Elif Şafak'ın bir banka ile havayolu şirketinin ortak kredi kartının reklamında oynaması pek şık bulunmadı; 'edebi' bir hareket olarak değerlendirilmedi. 'Edebiyatın parayla ilişkisi yoktur-olmamalıdır' eleştirilerine ben katılmıyorum.
Üstelik çoğu edebi başyapıtın, onca yokluktan, yoksunluktan, hastalıktan çıktığını bilmeme rağmen...

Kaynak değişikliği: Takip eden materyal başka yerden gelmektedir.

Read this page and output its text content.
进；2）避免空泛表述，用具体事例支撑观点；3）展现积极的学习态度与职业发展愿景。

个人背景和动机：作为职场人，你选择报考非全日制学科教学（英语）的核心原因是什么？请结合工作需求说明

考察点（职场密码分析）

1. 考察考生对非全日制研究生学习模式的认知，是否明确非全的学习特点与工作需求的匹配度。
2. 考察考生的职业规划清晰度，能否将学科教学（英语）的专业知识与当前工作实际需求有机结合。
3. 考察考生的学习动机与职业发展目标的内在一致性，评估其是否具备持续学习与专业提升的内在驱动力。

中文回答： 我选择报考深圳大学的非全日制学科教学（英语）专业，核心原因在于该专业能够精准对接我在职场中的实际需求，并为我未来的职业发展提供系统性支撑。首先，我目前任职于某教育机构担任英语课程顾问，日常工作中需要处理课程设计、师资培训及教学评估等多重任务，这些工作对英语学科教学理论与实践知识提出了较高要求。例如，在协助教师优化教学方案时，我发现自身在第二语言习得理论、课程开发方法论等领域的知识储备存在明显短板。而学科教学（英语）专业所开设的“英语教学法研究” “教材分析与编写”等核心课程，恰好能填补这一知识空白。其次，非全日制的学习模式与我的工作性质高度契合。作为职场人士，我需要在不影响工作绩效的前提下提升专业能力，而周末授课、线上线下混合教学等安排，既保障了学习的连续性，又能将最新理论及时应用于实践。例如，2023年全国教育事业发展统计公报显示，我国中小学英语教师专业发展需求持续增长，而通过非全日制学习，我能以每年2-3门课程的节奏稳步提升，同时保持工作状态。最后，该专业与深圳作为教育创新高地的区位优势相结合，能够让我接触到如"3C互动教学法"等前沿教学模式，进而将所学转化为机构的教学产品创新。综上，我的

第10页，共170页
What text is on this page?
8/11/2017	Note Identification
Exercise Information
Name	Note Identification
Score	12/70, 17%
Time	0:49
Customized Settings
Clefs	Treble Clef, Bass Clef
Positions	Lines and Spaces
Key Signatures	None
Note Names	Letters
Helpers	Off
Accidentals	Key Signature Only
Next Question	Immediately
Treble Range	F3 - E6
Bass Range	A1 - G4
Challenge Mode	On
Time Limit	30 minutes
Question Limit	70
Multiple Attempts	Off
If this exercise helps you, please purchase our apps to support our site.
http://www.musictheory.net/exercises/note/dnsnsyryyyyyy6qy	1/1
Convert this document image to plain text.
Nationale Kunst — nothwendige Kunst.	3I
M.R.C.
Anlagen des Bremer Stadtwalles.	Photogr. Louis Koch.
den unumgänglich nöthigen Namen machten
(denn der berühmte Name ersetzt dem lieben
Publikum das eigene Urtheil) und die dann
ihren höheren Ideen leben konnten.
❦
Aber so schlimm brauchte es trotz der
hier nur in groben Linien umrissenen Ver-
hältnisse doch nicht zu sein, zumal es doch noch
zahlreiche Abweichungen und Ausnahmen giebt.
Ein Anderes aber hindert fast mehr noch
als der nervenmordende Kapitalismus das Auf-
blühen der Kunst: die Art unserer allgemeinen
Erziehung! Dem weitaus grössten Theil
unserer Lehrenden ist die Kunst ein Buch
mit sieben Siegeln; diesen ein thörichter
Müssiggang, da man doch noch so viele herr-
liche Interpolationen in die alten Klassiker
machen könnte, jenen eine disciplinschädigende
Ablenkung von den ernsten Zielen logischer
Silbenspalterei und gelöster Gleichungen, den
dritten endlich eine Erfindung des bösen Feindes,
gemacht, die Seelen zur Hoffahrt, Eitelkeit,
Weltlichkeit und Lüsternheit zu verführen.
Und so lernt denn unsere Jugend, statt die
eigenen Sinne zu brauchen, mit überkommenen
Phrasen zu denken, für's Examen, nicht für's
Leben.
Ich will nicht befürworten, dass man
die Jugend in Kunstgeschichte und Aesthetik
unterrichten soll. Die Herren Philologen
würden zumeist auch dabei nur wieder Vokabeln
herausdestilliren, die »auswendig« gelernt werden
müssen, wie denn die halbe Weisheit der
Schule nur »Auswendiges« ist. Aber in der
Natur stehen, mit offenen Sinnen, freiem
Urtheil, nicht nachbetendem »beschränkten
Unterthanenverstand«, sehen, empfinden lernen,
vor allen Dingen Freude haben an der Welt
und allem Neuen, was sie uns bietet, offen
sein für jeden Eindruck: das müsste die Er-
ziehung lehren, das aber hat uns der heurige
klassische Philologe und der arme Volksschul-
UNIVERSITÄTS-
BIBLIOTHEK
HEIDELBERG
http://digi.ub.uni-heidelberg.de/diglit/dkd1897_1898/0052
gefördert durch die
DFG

Bakın hatırlayalım; Amerikan edebiyatının en değerli yazarlarından Edgar Allan Poe kumar ve içki düşkünüymüş. Evinin üç dolarlık kirasını bile ödeyememiş. Günlerce yemek yemeden yaşarmış.
Alexandre Dumas, yaşamının son yıllarında geçinebilmek için paltosuna varana kadar neyi var, neyi yok satmış.
Peyami Safa, evinin kirasını ödeyebilmek için telefonunu satışa çıkarmış.
O DA KAZANSIN!
Evet, insanlar para kazansın...
Evet, insanlar rahat yaşasın.
Evet, insanlar yaşlılıkta yokluğun içinde eriyip gitmesin... Daha çok üretsin, daha çok yazsın.
Elif Şafak da kazansın.
Ama bu düşüncemi ortaya koyarken Şafak'ın yıllar önce "Ben ki hayatımda kredi kartı kullanmam, hatta alışveriş yapmayı bile sevmem" sözlerini de unutmuyorum.
Kuşkusuz, reklam teklifi geldiğinde bu çelişkinin yanıtını kendine vermiş, kendini ikna etmiştir.